Richard was born on 25th October 1945 in Beckenham, Kent, the third of four children, in a family that carries the name of the Norman baron who arrived with William the Conqueror in 1066. However, war has never been his ambition and his arrival one month after the end of WWII shows a shrewd sense of timing. Like all Baby-boomers, his early life, in the pre-TV era was spent in the innocent pastimes of reading, handicraft of various sorts and the skills of the great outdoors, such as fishing, climbing trees and camping in the rain.

After prep school at Reigate, where he remembers the passing of King George, and the Coronation of Queen Elizabeth as radio events, serious education began at junior school in Wolverhampton where intensive teaching for the 11-plus led him to the Wolverhampton grammar school, before relocating to Norwich where six years and A-levels followed.

After reading the law at Trinity Hall, Cambridge where he was also President of the Cambridge University French Society, Richard Gifford was articled to Theodore Goddard & Co where his interest in overseas and international law developed. The first case that came his way was the divorce of a well-known hereditary peeress and mother to a princess which was facilitated by the passing of the 1969 Divorce reform Act. Becoming a partner in Sheridans in 1975, Richard developed areas of the law in a wide spectrum of cases. These have included the first case to reach the House of Lords concerning division of family assets on divorce, a series of cases on the status of Commonwealth citizens seeking UK nationality, and the well-known case of the Chagos islanders.

It was on a visit to Mauritius as Chairman of the Anglo-Mauritian Association that Richard had the idea of investigating the little known exile of the Chagos Islanders from their homeland, a process only made possible by his researches in the Public Record Office where hitherto secret Foreign Office papers now revealed the way in which these removals took place, and the presentation of this strategy to the outside world. As the lawyer representing the Chagos community both in Mauritius and Seychelles, Richard featured in the award winning documentary by John Pilger “Stealing a Nation.” He has lost count of the professional time spent in helping academics and journalists in their enquiries into this unusual episode of English Colonial History.

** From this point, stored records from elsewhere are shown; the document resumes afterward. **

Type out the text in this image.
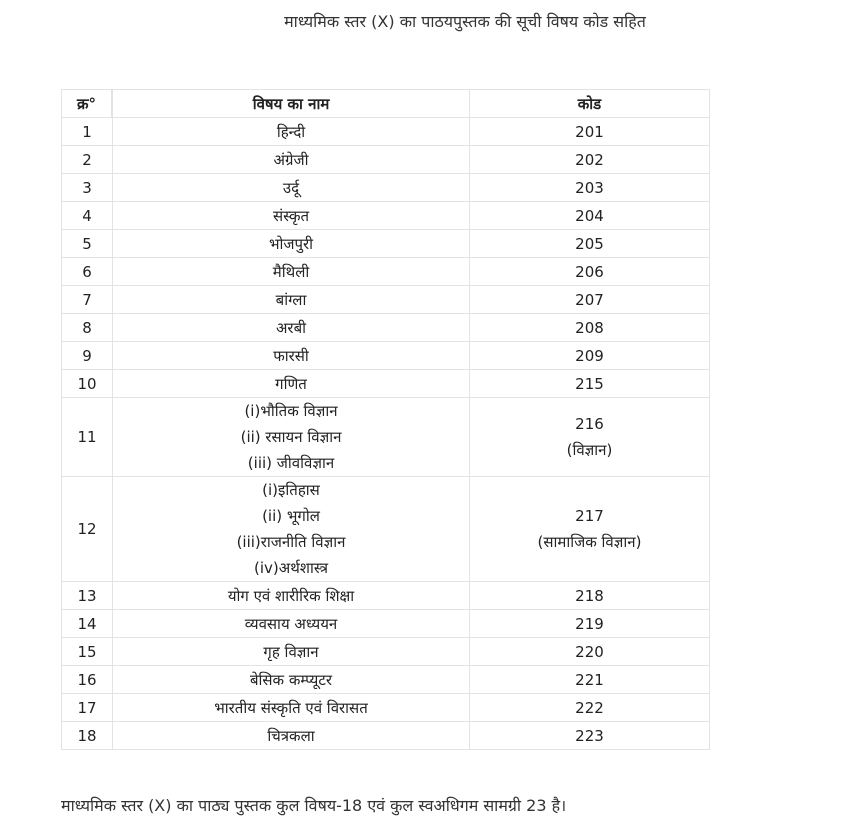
माध्यमिक स्तर (X) का पाठयपुस्तक की सूची विषय कोड सहित
क्र°		विषय का नाम	कोड
1	हिन्दी	201

2	अंग्रेजी	202

3	उर्दू	203

4	संस्कृत	204

5	भोजपुरी	205

6	मैथिली	206

7	बांग्ला	207

8	अरबी	208

9	फारसी	209

10	गणित	215

11	(i)भौतिक विज्ञान
(ii) रसायन विज्ञान
(iii) जीवविज्ञान	216
(विज्ञान)

12	(i)इतिहास
(ii) भूगोल
(iii)राजनीति विज्ञान
(iv)अर्थशास्त्र	217
(सामाजिक विज्ञान)

13	योग एवं शारीरिक शिक्षा	218

14	व्यवसाय अध्ययन	219

15	गृह विज्ञान	220

16	बेसिक कम्प्यूटर	221

17	भारतीय संस्कृति एवं विरासत	222

18	चित्रकला	223
माध्यमिक स्तर (X) का पाठ्य पुस्तक कुल विषय-18 एवं कुल स्वअधिगम सामग्री 23 है।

In May 2007, Richard secured the Islanders a monumental victory in the Court of Appeal, which found the British government guilty of an "abuse of power" for attempting to prevent the Chagossians from reclaiming their
homeland. As he pilots the Islanders’ through the courts, and campaigns in the wider body politic (where son Mark has been influential as a young lawyer), he is now asked to speak at meetings of an increasingly wide audience concerned with the violations of international human rights.